Among patients with severe trauma and major bleeding, those who received a transfusion of a balanced ratio of plasma, platelets, and red blood cells (RBCs) were more likely to have their bleeding stopped and less likely to die due to loss of blood by 24 hours compared to patients who received a transfusion with a higher ratio of RBCs, according to a study in the February 3 issue of JAMA. There was no significant difference in overall death at 24 hours or at 30 days between the two transfusion strategies.
Approximately 20 percent to 40 percent of trauma deaths occurring after hospital admission involve massive hemorrhage from an injury to the trunk of the body and are potentially preventable with rapid hemorrhage control and improved resuscitation techniques. These patients often require massive transfusion. Earlier transfusion with balanced blood product ratios (1:1:1 ratios for plasma, platelets, and red blood cells), defined as “damage control resuscitation”, has been associated with improved outcomes; however, there have been no large multicenter clinical trials, according to background information in the article.

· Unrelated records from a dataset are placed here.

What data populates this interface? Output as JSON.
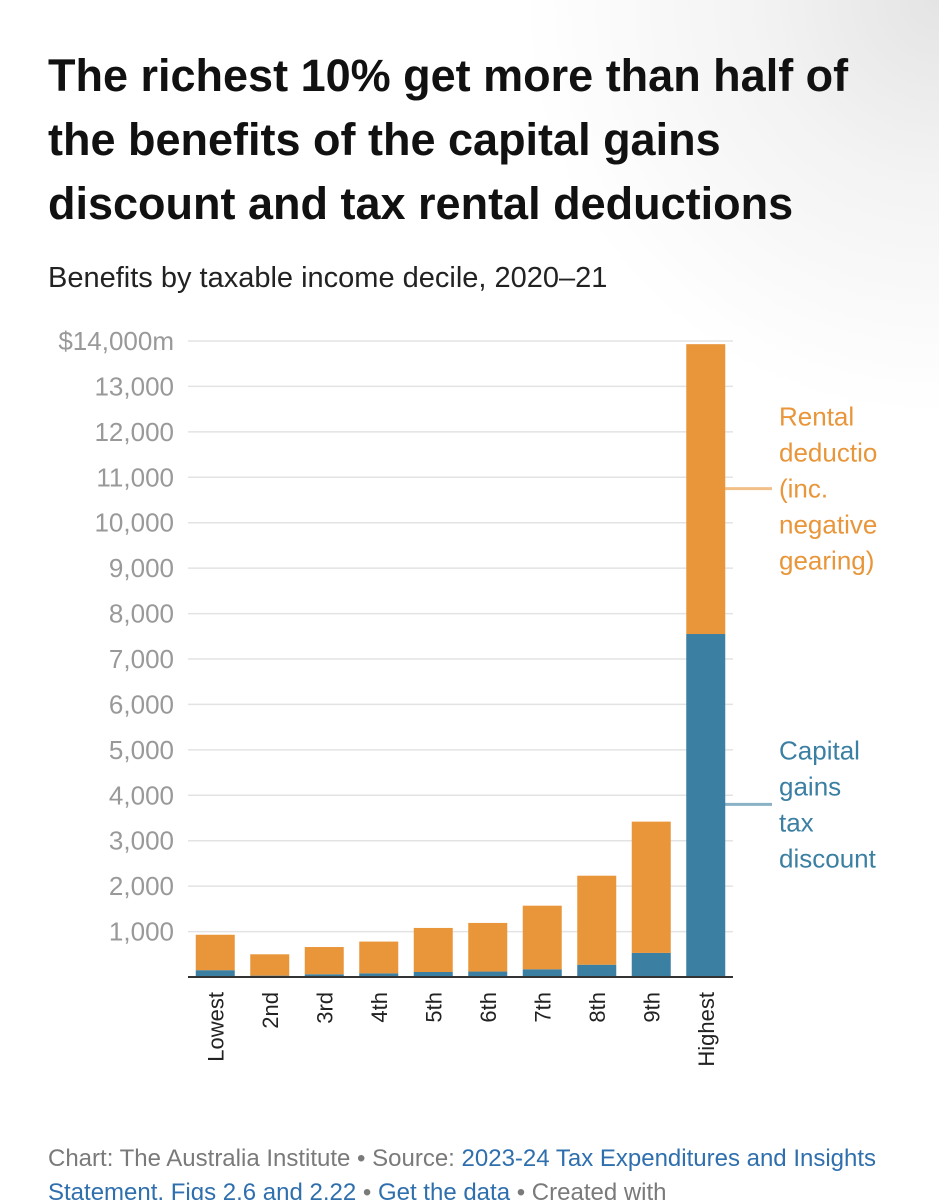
{
  "title": "The richest 10% get more than half of the benefits of the capital gains discount and tax rental deductions",
  "subtitle": "Benefits by taxable income decile, 2020–21",
  "colors": {
    "capital_gains": "#3b7fa3",
    "rental": "#e9963a",
    "grid": "#e3e3e3",
    "axis": "#333333",
    "tick_text": "#999999",
    "label_text": "#222222"
  },
  "chart_data": {
    "type": "bar",
    "stacked": true,
    "categories": [
      "Lowest",
      "2nd",
      "3rd",
      "4th",
      "5th",
      "6th",
      "7th",
      "8th",
      "9th",
      "Highest"
    ],
    "series": [
      {
        "name": "Capital gains tax discount",
        "color": "#3b7fa3",
        "values": [
          150,
          30,
          60,
          80,
          110,
          120,
          170,
          270,
          530,
          7550
        ]
      },
      {
        "name": "Rental deductio (inc. negative gearing)",
        "color": "#e9963a",
        "values": [
          780,
          470,
          600,
          700,
          970,
          1070,
          1400,
          1960,
          2890,
          6380
        ]
      }
    ],
    "ylim": [
      0,
      14000
    ],
    "yticks": [
      1000,
      2000,
      3000,
      4000,
      5000,
      6000,
      7000,
      8000,
      9000,
      10000,
      11000,
      12000,
      13000,
      14000
    ],
    "ytick_labels": [
      "1,000",
      "2,000",
      "3,000",
      "4,000",
      "5,000",
      "6,000",
      "7,000",
      "8,000",
      "9,000",
      "10,000",
      "11,000",
      "12,000",
      "13,000",
      "$14,000m"
    ],
    "grid": true,
    "legend": "direct labels on the right",
    "series_labels": [
      {
        "series": "Rental deductio (inc. negative gearing)",
        "lines": [
          "Rental",
          "deductio",
          "(inc.",
          "negative",
          "gearing)"
        ],
        "anchor_value": 10750
      },
      {
        "series": "Capital gains tax discount",
        "lines": [
          "Capital",
          "gains",
          "tax",
          "discount"
        ],
        "anchor_value": 3800
      }
    ],
    "xlabel": "",
    "ylabel": ""
  },
  "footer": {
    "credit": "Chart: The Australia Institute",
    "sep1": " • ",
    "source_label": "Source: ",
    "source_link": "2023-24 Tax Expenditures and Insights Statement, Figs 2.6 and 2.22",
    "sep2": " • ",
    "data_link": "Get the data",
    "sep3": " • ",
    "created": "Created with"
  }
}
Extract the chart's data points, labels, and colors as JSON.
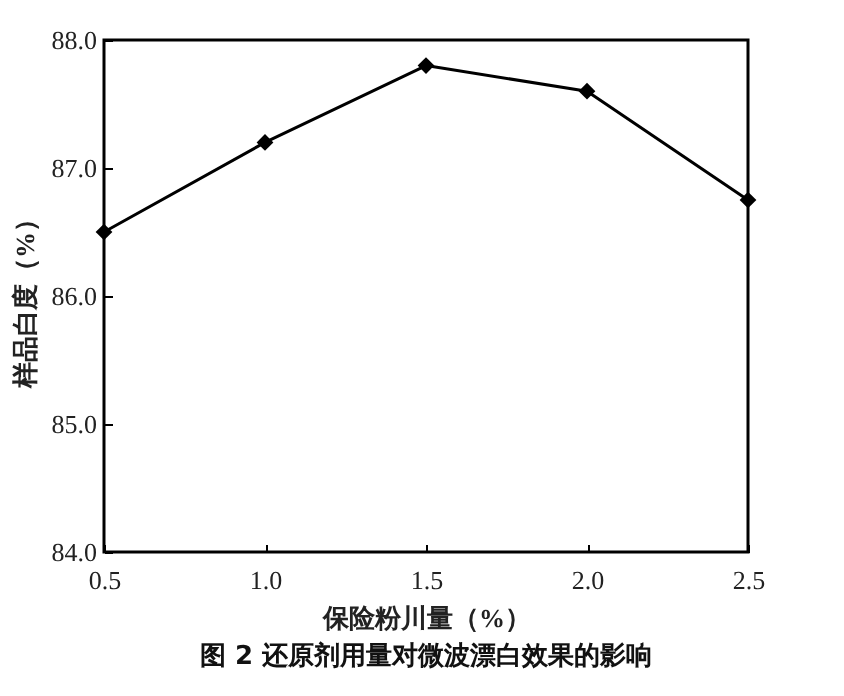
{
  "chart_data": {
    "type": "line",
    "title": "图 2  还原剂用量对微波漂白效果的影响",
    "xlabel": "保险粉川量（%）",
    "ylabel": "样品白度（%）",
    "x": [
      0.5,
      1.0,
      1.5,
      2.0,
      2.5
    ],
    "series": [
      {
        "color": "#000000",
        "values": [
          86.5,
          87.2,
          87.8,
          87.6,
          86.75
        ]
      }
    ],
    "xlim": [
      0.5,
      2.5
    ],
    "ylim": [
      84.0,
      88.0
    ],
    "xticks": [
      {
        "value": 0.5,
        "label": "0.5"
      },
      {
        "value": 1.0,
        "label": "1.0"
      },
      {
        "value": 1.5,
        "label": "1.5"
      },
      {
        "value": 2.0,
        "label": "2.0"
      },
      {
        "value": 2.5,
        "label": "2.5"
      }
    ],
    "yticks": [
      {
        "value": 84,
        "label": "84.0"
      },
      {
        "value": 85,
        "label": "85.0"
      },
      {
        "value": 86,
        "label": "86.0"
      },
      {
        "value": 87,
        "label": "87.0"
      },
      {
        "value": 88,
        "label": "88.0"
      }
    ],
    "marker": "diamond",
    "line_style": "solid",
    "grid": false
  }
}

John B. Holcomb, M.D., of the University of Texas Health Science Center at Houston, and colleagues conducted a study in which 680 severely injured patients who arrived at 1 of 12 level I trauma centers and were predicted to require massive transfusion were randomly assigned to receive blood product ratios of 1:1:1 for units of plasma to platelets to red blood cells (a ratio that is the closest approximation to reconstituted whole blood), or 1:1:2, during active resuscitation in addition to all local standard-of-care interventions. Patients were assigned to one these component ratios within 8 minutes of calling the blood bank, allowing the rapid delivery and infusion of the predetermined ratios.
The researchers found no significant differences for the primary outcomes of the study: mortality at 24 hours (12.7 percent in 1:1:1group vs 17.0 percent in 1:1:2 group) or at 30 days (22.4 percent vs 26.1 percent, respectively). Exsanguination (extensive loss of blood), which was the predominant cause of death within the first 24 hours, was significantly decreased in the 1:1:1group (9.2 percent vs 14.6 percent in 1:1:2 group). More patients in the 1:1:1 group achieved hemostasis (the stoppage of bleeding) than in the 1:1:2 group (86 percent vs 78 percent, respectively).
Despite concerns that the 1:1:1 group would experience higher rates of multiple inflammatory-mediated complications such as acute respiratory distress syndrome, multiple organ failure, infection, blood clots, and sepsis, no differences were detected between the two treatment groups.
“Given the lower percentage of deaths from exsanguination and our failure to find differences in safety, clinicians should consider using a 1:1:1 transfusion protocol, starting with the initial units transfused while patients are actively bleeding, and then transitioning to laboratory-guided treatment once hemorrhage control is achieved. Future studies of hemorrhage control products, devices, and interventions should concentrate on the physiologically relevant period of active bleeding after injury and use acute complications and later deaths (24 hours and 30 days) as safety end points,” the authors write.